Das Standardmodell für Softwareentwicklung wendet Tesla auch auf die Produktion und hat dazu eigens das "Agile Car Development Framework": "Extreme manufacturing – agile Entwicklung für Fabriken" lautet das Stichwort, wie das Nachrichtenportal cleantechnica bereits 2018 berichtete. Das erlaubt es Tesla, schnell selbst tiefgreifende Designänderungen und Optimierungen am Produktionsprozess vorzunehmen. Nicht nur bei der Software gibt es alle paar Monate Updates und Bugfixes, auch in die Produktion der laufenden Modelle wird ständig eingegriffen. Der Autoexperte Sandy Munro: "Wir haben Tesla Empfehlungen gegeben und sie haben sie sehr schnell umgesetzt. Egal, ob es um den Druckguss geht oder das Octovalve [ein wichtiges Element des Kühlkreislaufs]". Munros Urteil: "Tesla wird nicht aufhören [zu innovieren], sie sind keine Autofirma, sie sind wie Edisons Labor oder so etwas" (Compilation: Best of Sandy Munro on Tesla).

Auch beim Bau der Fabrik in Brandenburg setzt Tesla Maßstäbe, was die Geschwindigkeit angeht. Tesla will in Grünheide jährlich rund 500.000 Exemplare der kompakten Fahrzeugreihen Model 3 und Model Y produzieren. Doch damit nicht genug: Anfang Juni reichte das Unternehmen mit Sitz in Kalifornien noch weitere Antragsunterlagen ein. Die Änderungen im laufenden Verfahren waren unter anderem nötig geworden, weil Tesla nun auch noch die größte Batteriefabrik der Welt entwirft.

Die Bielefelder Firma Goldbeck ist für einen Großteil der Fabrik in Grünheide verantwortlich, die Chefs des Systembau-Spezialisten geben gegenüber dem Handelsblatt an, es sei mit 100 bis 200 Millionen Euro nicht der größte, aber der schnellste Großauftrag der Firmengeschichte: "Der Auftrag kam viel schneller als sonst. Solche Prozesse von der Idee bis zur Fertigstellung dauern hierzulande mit allen Genehmigungen sechs bis sieben Jahre. Aber dann hat man eine im Grunde veraltete Fabrik."

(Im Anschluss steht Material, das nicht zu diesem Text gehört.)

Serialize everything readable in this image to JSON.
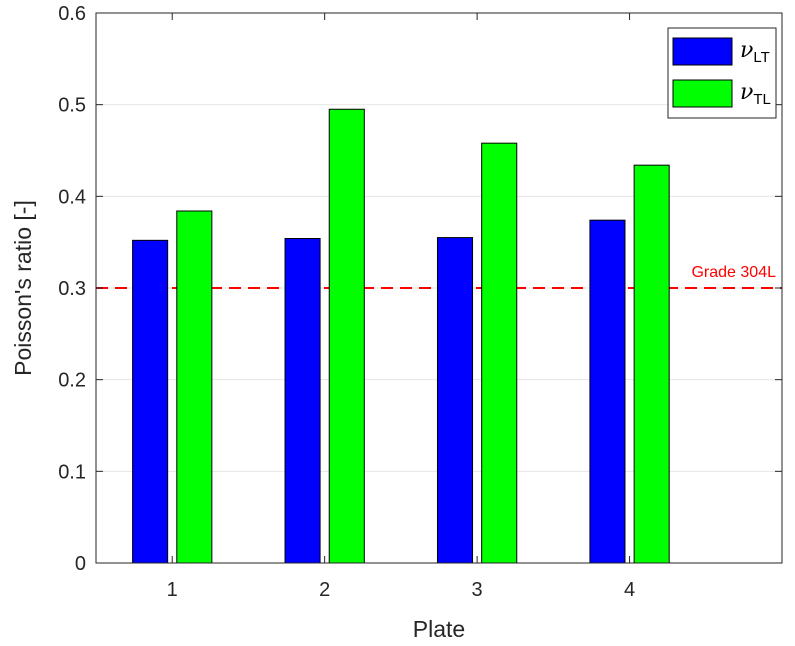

Tesla treibt die etablierten Hersteller also tüchtig vor sich her, sein technologischer Vorsprung dürfte in allen wesentlichen Bereichen durchaus fünf Jahre betragen. Aus dem geplanten langsamen Hochfahren der Elektromobilität ist eine schnelle Neuaufstellung des Automarktes geworden, der die etablierten Hersteller auf dem falschen Fuß erwischt.

Was wir gerade erleben, ist möglicherweise mit "disruptive Elektrifizierung" treffend beschrieben: Die freigesetzte Dynamik hat das Potenzial, die deutschen Autoindustrie nicht nur zu stören und wachzurütteln, sondern den Markt so schnell und so nachhaltig zu verändern, bis außer Volkswagen (too big to fail) niemand mehr da ist, der Tesla – und den auf den Markt drängenden chinesischen Herstellern – Paroli bieten kann.

Wir bekommen so dank Tesla zwar eine schnellere Elektrifizierung der PKW-Flotte, aber einer echten Antriebswende, also der kompletten Dekarbonisierung des Verkehrssektors, kommen wir damit nicht näher. Denn beim Güter- und öffentlichen Verkehr sieht es mau aus: Investitionsstau bei der Bahn, Güter auf der Straße, und dem ÖPNV laufen die Fahrgäste davon.

Und wenn in Zukunft Elektroauto Fahren auch noch – tatsächlich oder vermeintlich, sei dahingestellt – umweltfreundlicher ist als Bus und Bahn fahren, dann rückt ein Ausstieg aus dem autozentrierten Nachkriegs-Lebensmodell erst recht in weite Ferne.